Credit Unions Lose Share in Still-Booming Mortgage Market
Mortgage Bankers Association raises its forecast for the year as refinances remain strong.
The Mortgage Bankers Association’s latest forecast expects refinances to be stronger than expected in the third quarter, further softening the overall drop in first-mortgage originations for the full year.
The latest MBA and NCUA data showed credit unions’ share of first mortgages was up slightly from 2020’s fourth quarter, but down sharply from the first quarter.
Meanwhile, the National Association of Realtors on Tuesday reported sales of existing homes fell 0.9% from April to a seasonally-adjusted annual rate of 5.80 million in May, marking the fourth monthly drop in a row.
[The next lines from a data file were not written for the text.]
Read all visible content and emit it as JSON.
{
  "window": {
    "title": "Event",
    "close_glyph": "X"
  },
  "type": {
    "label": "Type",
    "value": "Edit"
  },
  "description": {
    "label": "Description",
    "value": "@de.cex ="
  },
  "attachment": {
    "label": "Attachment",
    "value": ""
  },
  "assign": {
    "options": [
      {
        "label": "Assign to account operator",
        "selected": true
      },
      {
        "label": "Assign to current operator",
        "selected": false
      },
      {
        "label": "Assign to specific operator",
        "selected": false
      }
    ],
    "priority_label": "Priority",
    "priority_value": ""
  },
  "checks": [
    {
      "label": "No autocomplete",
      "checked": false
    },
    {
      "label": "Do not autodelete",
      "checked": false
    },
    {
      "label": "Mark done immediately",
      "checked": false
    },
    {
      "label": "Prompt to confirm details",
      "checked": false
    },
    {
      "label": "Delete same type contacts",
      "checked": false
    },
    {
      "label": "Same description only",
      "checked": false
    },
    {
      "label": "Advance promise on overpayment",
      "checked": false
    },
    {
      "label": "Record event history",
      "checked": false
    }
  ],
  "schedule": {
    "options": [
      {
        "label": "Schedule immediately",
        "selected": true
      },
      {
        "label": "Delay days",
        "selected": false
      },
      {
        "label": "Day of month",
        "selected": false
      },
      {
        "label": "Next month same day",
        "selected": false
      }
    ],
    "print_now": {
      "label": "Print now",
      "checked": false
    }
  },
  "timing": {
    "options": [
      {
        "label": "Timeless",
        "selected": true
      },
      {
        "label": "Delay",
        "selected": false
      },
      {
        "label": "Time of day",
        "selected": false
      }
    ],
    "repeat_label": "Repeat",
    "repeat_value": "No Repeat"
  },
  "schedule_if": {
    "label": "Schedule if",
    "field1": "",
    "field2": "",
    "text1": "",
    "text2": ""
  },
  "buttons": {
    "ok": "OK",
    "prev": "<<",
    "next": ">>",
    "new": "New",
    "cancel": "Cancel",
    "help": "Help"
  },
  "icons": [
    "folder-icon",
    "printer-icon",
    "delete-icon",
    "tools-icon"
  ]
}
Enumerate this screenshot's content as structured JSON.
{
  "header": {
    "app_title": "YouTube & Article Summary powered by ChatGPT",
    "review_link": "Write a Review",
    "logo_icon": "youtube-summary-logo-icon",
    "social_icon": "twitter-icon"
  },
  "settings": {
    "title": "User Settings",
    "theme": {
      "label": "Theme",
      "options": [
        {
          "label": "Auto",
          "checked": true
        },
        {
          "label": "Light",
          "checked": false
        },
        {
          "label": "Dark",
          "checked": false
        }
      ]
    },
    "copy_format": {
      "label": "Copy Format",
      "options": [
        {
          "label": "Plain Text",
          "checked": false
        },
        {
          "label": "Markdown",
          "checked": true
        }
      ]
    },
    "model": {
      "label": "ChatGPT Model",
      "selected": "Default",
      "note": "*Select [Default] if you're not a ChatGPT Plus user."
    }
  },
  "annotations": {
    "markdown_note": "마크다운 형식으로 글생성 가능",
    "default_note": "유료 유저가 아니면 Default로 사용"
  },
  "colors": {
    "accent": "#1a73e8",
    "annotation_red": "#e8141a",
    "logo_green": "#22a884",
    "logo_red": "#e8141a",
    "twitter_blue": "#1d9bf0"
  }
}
However, May sales were 44.6% higher than a year earlier.
The MBA’s forecast, which is not seasonally adjusted, expects second-quarter purchase originations to be $460 billion, up 32% from 2020’s second quarter and 44% higher than 2021’s first quarter.
NAR chief economist Lawrence Yun said the modest April-to-May decrease puts home sales on a course to pre-pandemic levels.
Prices, however, continue to rise past previous records as buyers compete for homes that are selling quickly, often above listing price. The median existing-home price for all housing types in May was $350,300, up 23.6% from May 2020. Prices have risen every month since March 2012.
“Lack of inventory continues to be the overwhelming factor holding back home sales, but falling affordability is simply squeezing some first-time buyers out of the market,” Yun said.
“The market’s outlook, however, is encouraging,” he said. “Supply is expected to improve, which will give buyers more options and help tamp down record-high asking prices for existing homes.”
The MBA’s June 18 forecast made no changes from its May 19 forecast in its expectations of purchase mortgage originations rising 15.6% to $1.66 trillion this year, followed by increases of 5.1% in 2022 and 2% in 2023.
But the Washington, D.C.-based group ratcheted up its third quarter refinance estimate by 27%. As a result it said it now expects refinances in the third quarter to be $300 billion, more on par with the $276 billion in 2019’s third quarter, but still far lower than the $658 billion in 2020’s third quarter.
The third-quarter change means refinance originations will be $1.81 trillion for the year, which will be 24% lower than 2020. However, in January the MBA said it expected refinances would fall about 47% this year.
The total of purchase and refinances are now expected to $3.47 trillion this year, down almost 10% from 2020, but not bad compared with a record year in 2020 and better than the 24% drop that the MBA had forecast in January.
NCUA data released this month showed first-mortgage originations by credit unions were $74.6 billion in the three months ending March 31, up 49.5% from 2020’s first quarter. Originations by all lenders nearly doubled to $1.09 trillion.
Credit unions accounted for 6.8% of first-mortgage originations among all lenders in the first quarter, up from 6.4% in the fourth quarter, but down from 8.9% in 2020’s first quarter.
The 10 largest credit union originators during the first quarter produced $16.8 billion in first mortgages, up 47.4% from 2020’s first quarter. They accounted for 16% of credit union assets, and 23% of first-mortgage originations. The Top 10 were:
1. Navy Federal Credit Union, Vienna, Va. ($144.5 billion in assets, 10.3 million members) had first-mortgage originations of $5.9 billion, up 18.4%.
2. PenFed Credit Union, Tysons, Va. ($27.3 billion, 2.2 million) had first-mortgage originations of $2.7 billion, up nearly three-fold from $965.5 million in 2020’s first quarter.
3. Lake Michigan Credit Union, Grand Rapids, Mich. ($10 billion, 406,861) had first-mortgage originations of $1.6 billion, up 52.8%.
4. Star One Credit Union, Sunnyvale, Calif. ($10.5 billion, 114,286) had first-mortgage originations of $1.4 billion, up four-fold from $331.3 million in 2020’s first quarter.
5. State Employees’ Credit Union, Raleigh, N.C. ($49.6 billion, 2.6 million) had first-mortgage originations of $913.5 million, down 1.5%.
6. SchoolsFirst Federal Credit Union, Santa Ana, Calif. ($25.3 billion, 1.2 million) had first-mortgage originations of $888 million, up 4.6%.
7. First Tech Federal Credit Union, San Jose, Calif. ($14.1 billion, 630,286) had first-mortgage originations of $873.6 million, up 34.8%.
8. Idaho Central Credit Union, Chubbuck, Idaho ($7.3 billion, 444,065) had first-mortgage originations of $872.1 million, up 95%.
9. OnPoint Community Credit Union, Portland, Ore. ($8.2 billion, 432,553) had first-mortgage originations of $854.2 million, up 73.2%.
10. BECU, Tukwila, Wash. ($28.2 billion, 1.3 million) had first-mortgage originations of $809.7 million, up 8.6%.